Die Verurteilung des Angeklagten wegen g e f ä h r l i c h e r Körperverletzung hält der materiell-rechtlichen Überprüfung nicht stand.

Ob ein Schuh am Fuß des Täters ein gefährliches Werkzeug i.S.d. § 224 Abs. 1 Nr. 2 2. Alternative StGB ist - die übrigen Qualifikationsalternativen des Absatzes 1 kommen im vorliegenden Fall erkennbar nicht in Betracht - ist nach den Umständen des Einzelfalles zu beurteilen (vgl. BGHSt 30, 375, 376). Dabei kommt es auf die Beschaffenheit der Schuhe, die Heftigkeit der Tritte und darauf an, gegen welche Körperteile sie sich richten (BGH a.a.O.). Entscheidend für die Gefährlichkeit eines Werkzeugs ist, ob seine Anwendung im Einzelfall die Gefahr erheblicher Verletzungen mit sich bringt (vgl. BGH bei Dallinger MDR 1971, 16). Trägt der Täter, wie im vorliegenden Fall festgestellt, einen normalen Straßenschuh, ist die Annahme einer gefährlichen Körperverletzung mittels eines gefährlichen Werkzeugs nur dann gerechtfertigt, wenn dem Tatopfer heftig bzw. mit Wucht in das Gesicht oder sonst an den Kopf oder andere besonders empfindliche Körperteile getreten wird (vgl. BGH NStZ 1984, 328, 329). Nach den im angefochtenen Urteil getroffenen Feststellungen haben der Tritt bzw. die Tritte - genaue Feststellungen insoweit fehlen - lediglich kurzfristig Magenschmerzen verursacht, die keinen Arztbesuch erforderlich gemacht haben. Es sei - so der Verletzte - „nicht so schlimm“ gewesen. Diese Feststellungen lassen, ohne dass zum Grad der Schmerzen nähere Ausführungen gemacht werden, darauf schließen, dass der Tritt bzw. die Tritte des Angeklagten mit einem (festen) normalen Straßenschuh nicht mit der für die Annahme eines gefährlichen Werkzeugs erforderlichen Wucht oder Heftigkeit ausgeführt worden sind und daher im konkreten Falle nicht geeignet waren, schwere innere Verletzungen zu bewirken. Die vom Landgericht offenbar für die Bejahung des Qualifikationsmerkmales als ausreichend erachtete abstrakte Möglichkeit schwerer innerer Verletzungen durch Tritte mit beschuhtem Fuß genügt nicht.

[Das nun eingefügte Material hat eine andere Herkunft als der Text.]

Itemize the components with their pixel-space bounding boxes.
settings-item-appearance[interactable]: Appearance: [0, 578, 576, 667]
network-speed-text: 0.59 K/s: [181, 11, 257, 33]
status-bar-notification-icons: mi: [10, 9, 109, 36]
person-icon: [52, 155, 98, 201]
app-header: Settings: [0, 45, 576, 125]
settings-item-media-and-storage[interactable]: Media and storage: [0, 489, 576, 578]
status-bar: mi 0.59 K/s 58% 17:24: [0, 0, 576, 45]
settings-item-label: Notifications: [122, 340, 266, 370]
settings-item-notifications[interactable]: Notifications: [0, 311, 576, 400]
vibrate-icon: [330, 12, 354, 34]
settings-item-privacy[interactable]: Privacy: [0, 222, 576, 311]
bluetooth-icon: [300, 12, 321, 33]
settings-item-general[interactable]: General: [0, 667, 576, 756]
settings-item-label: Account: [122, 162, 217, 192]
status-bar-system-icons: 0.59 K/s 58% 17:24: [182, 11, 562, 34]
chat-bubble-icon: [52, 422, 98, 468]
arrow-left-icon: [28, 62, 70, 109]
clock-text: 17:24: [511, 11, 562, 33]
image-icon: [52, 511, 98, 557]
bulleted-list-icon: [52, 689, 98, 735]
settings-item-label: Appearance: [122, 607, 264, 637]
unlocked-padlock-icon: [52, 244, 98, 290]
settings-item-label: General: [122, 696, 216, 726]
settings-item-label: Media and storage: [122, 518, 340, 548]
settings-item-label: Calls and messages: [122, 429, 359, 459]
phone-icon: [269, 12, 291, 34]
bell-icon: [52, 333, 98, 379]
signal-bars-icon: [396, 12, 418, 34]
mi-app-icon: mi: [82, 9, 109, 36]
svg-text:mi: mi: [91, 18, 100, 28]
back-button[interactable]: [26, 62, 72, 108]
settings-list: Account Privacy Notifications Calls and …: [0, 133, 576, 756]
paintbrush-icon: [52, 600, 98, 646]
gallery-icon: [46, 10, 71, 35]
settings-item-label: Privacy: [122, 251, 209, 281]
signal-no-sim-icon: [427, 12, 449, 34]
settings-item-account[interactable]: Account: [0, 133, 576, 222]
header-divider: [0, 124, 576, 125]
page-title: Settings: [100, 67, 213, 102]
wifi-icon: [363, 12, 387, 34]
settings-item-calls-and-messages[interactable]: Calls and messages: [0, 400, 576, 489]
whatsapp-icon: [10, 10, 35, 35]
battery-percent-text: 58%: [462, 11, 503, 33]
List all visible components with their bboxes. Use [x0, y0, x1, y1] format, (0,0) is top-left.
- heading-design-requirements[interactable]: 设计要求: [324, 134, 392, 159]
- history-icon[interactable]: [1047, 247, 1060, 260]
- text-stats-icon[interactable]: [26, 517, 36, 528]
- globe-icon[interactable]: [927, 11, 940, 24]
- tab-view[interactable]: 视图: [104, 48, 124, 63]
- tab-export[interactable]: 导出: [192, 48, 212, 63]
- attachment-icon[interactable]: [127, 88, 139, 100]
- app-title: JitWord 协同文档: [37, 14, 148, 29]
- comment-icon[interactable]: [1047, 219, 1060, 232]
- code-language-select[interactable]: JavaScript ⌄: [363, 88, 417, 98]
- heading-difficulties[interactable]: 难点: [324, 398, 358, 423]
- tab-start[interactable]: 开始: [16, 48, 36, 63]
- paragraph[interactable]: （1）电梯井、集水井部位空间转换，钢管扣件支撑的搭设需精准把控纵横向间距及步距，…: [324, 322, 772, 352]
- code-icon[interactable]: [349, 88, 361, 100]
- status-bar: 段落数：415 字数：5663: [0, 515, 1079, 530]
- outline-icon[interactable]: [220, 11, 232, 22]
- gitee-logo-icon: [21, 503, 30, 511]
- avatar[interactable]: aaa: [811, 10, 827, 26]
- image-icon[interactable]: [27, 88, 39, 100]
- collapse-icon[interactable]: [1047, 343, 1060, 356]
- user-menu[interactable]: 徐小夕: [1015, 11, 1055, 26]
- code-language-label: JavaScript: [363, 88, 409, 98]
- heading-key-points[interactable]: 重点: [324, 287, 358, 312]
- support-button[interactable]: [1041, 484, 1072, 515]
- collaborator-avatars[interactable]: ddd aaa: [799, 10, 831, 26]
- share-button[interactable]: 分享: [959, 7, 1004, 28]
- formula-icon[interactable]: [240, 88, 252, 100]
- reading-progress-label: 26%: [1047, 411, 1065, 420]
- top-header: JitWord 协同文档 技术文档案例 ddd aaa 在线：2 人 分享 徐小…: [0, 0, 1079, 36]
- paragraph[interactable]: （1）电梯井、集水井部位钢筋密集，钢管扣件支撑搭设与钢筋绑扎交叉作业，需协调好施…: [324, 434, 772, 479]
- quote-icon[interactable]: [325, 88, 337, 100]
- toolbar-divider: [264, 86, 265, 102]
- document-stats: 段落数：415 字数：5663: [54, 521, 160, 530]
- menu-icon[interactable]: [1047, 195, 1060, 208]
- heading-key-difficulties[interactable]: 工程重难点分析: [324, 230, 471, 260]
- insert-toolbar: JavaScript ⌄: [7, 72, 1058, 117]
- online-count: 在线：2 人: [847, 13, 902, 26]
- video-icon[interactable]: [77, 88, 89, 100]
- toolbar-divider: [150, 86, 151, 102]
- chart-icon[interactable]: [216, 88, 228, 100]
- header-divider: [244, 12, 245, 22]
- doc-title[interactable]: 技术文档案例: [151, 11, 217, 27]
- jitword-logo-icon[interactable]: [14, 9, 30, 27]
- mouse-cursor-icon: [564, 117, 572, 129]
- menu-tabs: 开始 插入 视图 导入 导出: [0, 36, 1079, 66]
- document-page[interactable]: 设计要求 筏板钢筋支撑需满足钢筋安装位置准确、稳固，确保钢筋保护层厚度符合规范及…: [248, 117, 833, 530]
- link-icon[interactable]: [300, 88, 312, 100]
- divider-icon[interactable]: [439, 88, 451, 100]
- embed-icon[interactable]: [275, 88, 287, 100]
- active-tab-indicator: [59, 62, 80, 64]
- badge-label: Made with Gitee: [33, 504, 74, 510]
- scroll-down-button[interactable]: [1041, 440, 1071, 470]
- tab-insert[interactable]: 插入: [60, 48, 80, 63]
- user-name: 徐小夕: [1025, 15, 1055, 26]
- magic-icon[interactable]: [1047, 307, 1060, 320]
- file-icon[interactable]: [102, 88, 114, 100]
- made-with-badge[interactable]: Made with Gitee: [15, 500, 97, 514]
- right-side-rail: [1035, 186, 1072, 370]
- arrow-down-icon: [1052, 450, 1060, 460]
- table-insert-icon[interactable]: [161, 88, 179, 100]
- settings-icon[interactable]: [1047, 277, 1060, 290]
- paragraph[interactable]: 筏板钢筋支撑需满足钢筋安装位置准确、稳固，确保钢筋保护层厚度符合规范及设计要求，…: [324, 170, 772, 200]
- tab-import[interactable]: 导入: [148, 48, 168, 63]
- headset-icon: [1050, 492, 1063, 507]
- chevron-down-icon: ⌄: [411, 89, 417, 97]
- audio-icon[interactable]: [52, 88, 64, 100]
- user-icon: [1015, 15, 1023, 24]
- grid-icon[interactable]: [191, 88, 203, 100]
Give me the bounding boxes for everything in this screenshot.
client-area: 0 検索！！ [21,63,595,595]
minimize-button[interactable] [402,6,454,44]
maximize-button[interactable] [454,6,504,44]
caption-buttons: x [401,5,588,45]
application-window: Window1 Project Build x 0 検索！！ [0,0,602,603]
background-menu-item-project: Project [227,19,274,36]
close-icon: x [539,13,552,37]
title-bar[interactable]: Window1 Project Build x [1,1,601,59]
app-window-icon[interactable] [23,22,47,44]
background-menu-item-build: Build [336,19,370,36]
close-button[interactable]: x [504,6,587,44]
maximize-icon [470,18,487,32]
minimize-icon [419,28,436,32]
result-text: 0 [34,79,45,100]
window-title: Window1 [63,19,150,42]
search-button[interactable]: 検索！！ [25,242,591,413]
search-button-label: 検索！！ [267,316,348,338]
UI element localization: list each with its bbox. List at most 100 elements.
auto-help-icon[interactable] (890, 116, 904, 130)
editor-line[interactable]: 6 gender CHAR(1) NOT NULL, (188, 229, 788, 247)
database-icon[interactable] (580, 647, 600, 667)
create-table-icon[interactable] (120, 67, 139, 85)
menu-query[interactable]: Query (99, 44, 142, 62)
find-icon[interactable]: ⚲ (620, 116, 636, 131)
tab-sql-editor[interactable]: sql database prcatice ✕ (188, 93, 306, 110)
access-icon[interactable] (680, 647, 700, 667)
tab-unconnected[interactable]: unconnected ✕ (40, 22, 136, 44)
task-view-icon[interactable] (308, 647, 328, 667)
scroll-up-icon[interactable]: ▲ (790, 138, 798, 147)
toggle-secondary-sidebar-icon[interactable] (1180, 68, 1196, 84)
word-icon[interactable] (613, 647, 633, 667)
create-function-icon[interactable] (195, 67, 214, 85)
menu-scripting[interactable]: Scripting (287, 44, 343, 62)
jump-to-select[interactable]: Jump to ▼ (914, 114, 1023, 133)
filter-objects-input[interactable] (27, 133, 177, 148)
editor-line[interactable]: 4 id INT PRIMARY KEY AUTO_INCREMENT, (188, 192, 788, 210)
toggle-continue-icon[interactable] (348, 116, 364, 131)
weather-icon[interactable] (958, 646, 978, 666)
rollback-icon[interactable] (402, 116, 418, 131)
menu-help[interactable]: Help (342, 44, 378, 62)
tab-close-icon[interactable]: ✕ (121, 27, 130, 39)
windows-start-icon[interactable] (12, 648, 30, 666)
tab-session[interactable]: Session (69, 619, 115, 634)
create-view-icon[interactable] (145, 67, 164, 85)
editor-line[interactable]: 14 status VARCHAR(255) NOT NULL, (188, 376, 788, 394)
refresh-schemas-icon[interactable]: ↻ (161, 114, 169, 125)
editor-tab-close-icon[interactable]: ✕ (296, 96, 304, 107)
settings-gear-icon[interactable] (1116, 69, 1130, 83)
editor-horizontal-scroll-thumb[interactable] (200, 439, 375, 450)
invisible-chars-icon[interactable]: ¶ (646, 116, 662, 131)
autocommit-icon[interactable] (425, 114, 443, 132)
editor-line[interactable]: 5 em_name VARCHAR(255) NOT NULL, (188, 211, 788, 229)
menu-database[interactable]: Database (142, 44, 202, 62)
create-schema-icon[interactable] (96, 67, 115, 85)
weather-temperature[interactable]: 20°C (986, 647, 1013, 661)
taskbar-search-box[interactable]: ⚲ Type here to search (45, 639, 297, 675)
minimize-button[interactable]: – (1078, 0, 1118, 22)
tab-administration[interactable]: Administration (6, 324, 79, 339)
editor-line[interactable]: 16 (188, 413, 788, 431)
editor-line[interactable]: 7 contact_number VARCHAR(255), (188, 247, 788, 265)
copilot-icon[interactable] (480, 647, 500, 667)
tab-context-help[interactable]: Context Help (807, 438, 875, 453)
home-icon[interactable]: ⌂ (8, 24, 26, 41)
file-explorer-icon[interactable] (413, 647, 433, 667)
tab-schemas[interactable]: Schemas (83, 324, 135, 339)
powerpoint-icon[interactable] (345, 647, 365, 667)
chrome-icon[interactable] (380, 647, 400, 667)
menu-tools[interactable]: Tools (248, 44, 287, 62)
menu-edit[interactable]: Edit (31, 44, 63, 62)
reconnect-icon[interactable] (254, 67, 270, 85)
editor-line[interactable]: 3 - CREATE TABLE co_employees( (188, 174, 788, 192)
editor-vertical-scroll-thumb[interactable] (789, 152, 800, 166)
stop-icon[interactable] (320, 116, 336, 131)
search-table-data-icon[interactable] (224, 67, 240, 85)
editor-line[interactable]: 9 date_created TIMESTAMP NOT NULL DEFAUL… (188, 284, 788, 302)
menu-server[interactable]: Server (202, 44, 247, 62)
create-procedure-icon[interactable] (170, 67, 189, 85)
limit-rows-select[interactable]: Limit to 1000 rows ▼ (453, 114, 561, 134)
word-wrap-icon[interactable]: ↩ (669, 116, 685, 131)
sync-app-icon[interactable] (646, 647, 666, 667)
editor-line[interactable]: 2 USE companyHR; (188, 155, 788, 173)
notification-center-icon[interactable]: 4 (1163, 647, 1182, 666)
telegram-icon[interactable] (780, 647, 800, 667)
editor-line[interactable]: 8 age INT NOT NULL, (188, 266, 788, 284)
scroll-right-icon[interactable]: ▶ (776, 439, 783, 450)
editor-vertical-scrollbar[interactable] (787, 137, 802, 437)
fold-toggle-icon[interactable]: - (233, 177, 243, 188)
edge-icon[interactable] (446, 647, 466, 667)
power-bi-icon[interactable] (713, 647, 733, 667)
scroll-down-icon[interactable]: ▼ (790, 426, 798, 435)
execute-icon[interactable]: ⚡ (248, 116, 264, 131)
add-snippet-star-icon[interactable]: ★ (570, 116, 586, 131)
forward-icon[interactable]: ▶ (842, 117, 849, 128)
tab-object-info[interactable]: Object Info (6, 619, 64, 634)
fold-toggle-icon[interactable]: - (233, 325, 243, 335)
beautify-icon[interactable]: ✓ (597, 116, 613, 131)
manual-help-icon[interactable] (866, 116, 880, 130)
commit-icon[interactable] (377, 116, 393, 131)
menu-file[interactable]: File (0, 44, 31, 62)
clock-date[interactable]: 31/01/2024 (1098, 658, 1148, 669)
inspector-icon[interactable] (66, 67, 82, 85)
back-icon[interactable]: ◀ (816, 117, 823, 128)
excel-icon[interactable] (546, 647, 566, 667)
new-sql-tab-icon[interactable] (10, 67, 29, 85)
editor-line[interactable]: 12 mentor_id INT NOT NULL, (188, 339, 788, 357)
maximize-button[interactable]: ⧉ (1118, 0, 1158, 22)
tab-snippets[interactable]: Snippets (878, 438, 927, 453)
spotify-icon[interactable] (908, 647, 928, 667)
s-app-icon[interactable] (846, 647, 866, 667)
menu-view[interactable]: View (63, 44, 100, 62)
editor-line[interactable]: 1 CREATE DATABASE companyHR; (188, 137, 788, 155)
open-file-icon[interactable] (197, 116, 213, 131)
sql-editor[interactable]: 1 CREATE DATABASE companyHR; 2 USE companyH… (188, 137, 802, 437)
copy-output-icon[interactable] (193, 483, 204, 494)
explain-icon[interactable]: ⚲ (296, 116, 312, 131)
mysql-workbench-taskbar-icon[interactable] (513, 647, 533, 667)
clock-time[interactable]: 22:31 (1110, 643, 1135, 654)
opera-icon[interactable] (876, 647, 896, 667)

Der aufgezeigte Rechtsfehler führt, da nicht gänzlich auszuschließen ist, dass in einer erneuten Hauptverhandlung weitere Feststellungen getroffen werden können, zur Aufhebung des angefochtenen Urteils mit den zugrunde liegenden Feststellungen und zur Zurückverweisung der Sache zur neuen Verhandlung und Entscheidung an eine andere kleine Strafkammer des Landgerichts Münster, die auch über die Kosten des Rechtsmittels zu entscheiden haben wird.